Because that mean I’ve looked at the quarter, very nice Medtronic and OEM business, very nice growth in the new hearing aid initiative, but DWIZ, look at that, the professional audio dragged you down.
Correct, and that business is a little bit lumpy as we’ve talked about in the past from quarter-to-quarter, government contracts come and go. But we think that base of $1.7 million to $1.8 million a quarter is a solid base revenue for the part of business.
Thank you [Operator Instructions]. We’ll go back to Scott Billeadeau with Walrus Partners. Please go ahead.
I don’t know if you’ve disclosed that in the past. What is the mix of conventional versus value hearing, or PSAP? I mean do you put it in buckets like that, so we might have a little sense of what -- are we getting to the point like professional audio where the conventional is getting to a point where it's just not going to stop being a headwind?
Good question Scott, and I think it's very similar to the professional communications business where that base conventional business has flat toed to a level where we don’t see much more deterioration from it. It's kind of reached the level where it's going to flat toe. But we have definitely seen that over the last number of years, and we saw it starting about 10 years ago and it accelerated a little bit as we started to move more aggressively into this value space, which, where obviously we see the most significant and largest growth opportunity.
We don’t historically and we don’t have any immediately plans to break that out specifically.
Thank you.
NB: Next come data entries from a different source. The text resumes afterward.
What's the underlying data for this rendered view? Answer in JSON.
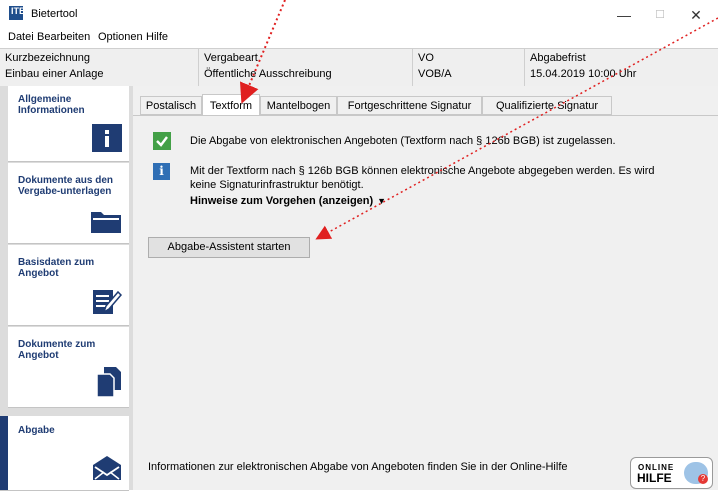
{
  "window": {
    "title": "Bietertool",
    "logo_text": "ITB",
    "minimize": "—",
    "maximize": "☐",
    "close": "✕"
  },
  "menu": [
    "Datei",
    "Bearbeiten",
    "Optionen",
    "Hilfe"
  ],
  "info": {
    "kurz_label": "Kurzbezeichnung",
    "kurz_value": "Einbau einer Anlage",
    "vergabeart_label": "Vergabeart",
    "vergabeart_value": "Öffentliche Ausschreibung",
    "vo_label": "VO",
    "vo_value": "VOB/A",
    "frist_label": "Abgabefrist",
    "frist_value": "15.04.2019 10:00 Uhr"
  },
  "sidebar": {
    "items": [
      {
        "label": "Allgemeine Informationen",
        "icon": "info-icon"
      },
      {
        "label": "Dokumente aus den Vergabe-unterlagen",
        "icon": "folder-icon"
      },
      {
        "label": "Basisdaten zum Angebot",
        "icon": "edit-icon"
      },
      {
        "label": "Dokumente zum Angebot",
        "icon": "documents-icon"
      },
      {
        "label": "Abgabe",
        "icon": "envelope-icon"
      }
    ],
    "active_index": 4
  },
  "tabs": [
    "Postalisch",
    "Textform",
    "Mantelbogen",
    "Fortgeschrittene Signatur",
    "Qualifizierte Signatur"
  ],
  "active_tab": "Textform",
  "content": {
    "message1": "Die Abgabe von elektronischen Angeboten (Textform nach § 126b BGB) ist zugelassen.",
    "message2_line1": "Mit der Textform nach § 126b BGB können elektronische Angebote abgegeben werden. Es wird",
    "message2_line2": "keine Signaturinfrastruktur benötigt.",
    "hint_link": "Hinweise zum Vorgehen (anzeigen)",
    "hint_arrow": "▼",
    "button": "Abgabe-Assistent starten",
    "footer": "Informationen zur elektronischen Abgabe von Angeboten finden Sie in der Online-Hilfe",
    "online_label_top": "ONLINE",
    "online_label_bottom": "HILFE",
    "online_badge": "?"
  },
  "colors": {
    "accent": "#1f3c73",
    "check": "#43a047",
    "info": "#2f6fb5",
    "annotation": "#e02020"
  }
}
It appears we have no further questions at this time. I would like to turn it back to Mark Gorder, CEO.
Once again, we appreciate you’re taking time out of your day to join the call. In closing, I’d like to reiterate that I am encouraged with the strong revenue and gross margins posted during the quarter. And further progress we made in developing our value hearing health infrastructure and advancing our technology portfolio. We still have more ground to cover. We are committed to accelerating targeted investment that best positions the Company for long-term success in the value hearing health and medical biotelemetry markets. Financially, we anticipate second quarter net sales consistent with 2016 first quarter levels and double digit gains for the full year. We look forward to updating you on our progress next quarter. Thank you.
Thank you. This does conclude today’s conference. We appreciate your participation. You may disconnect at any time and have a great day.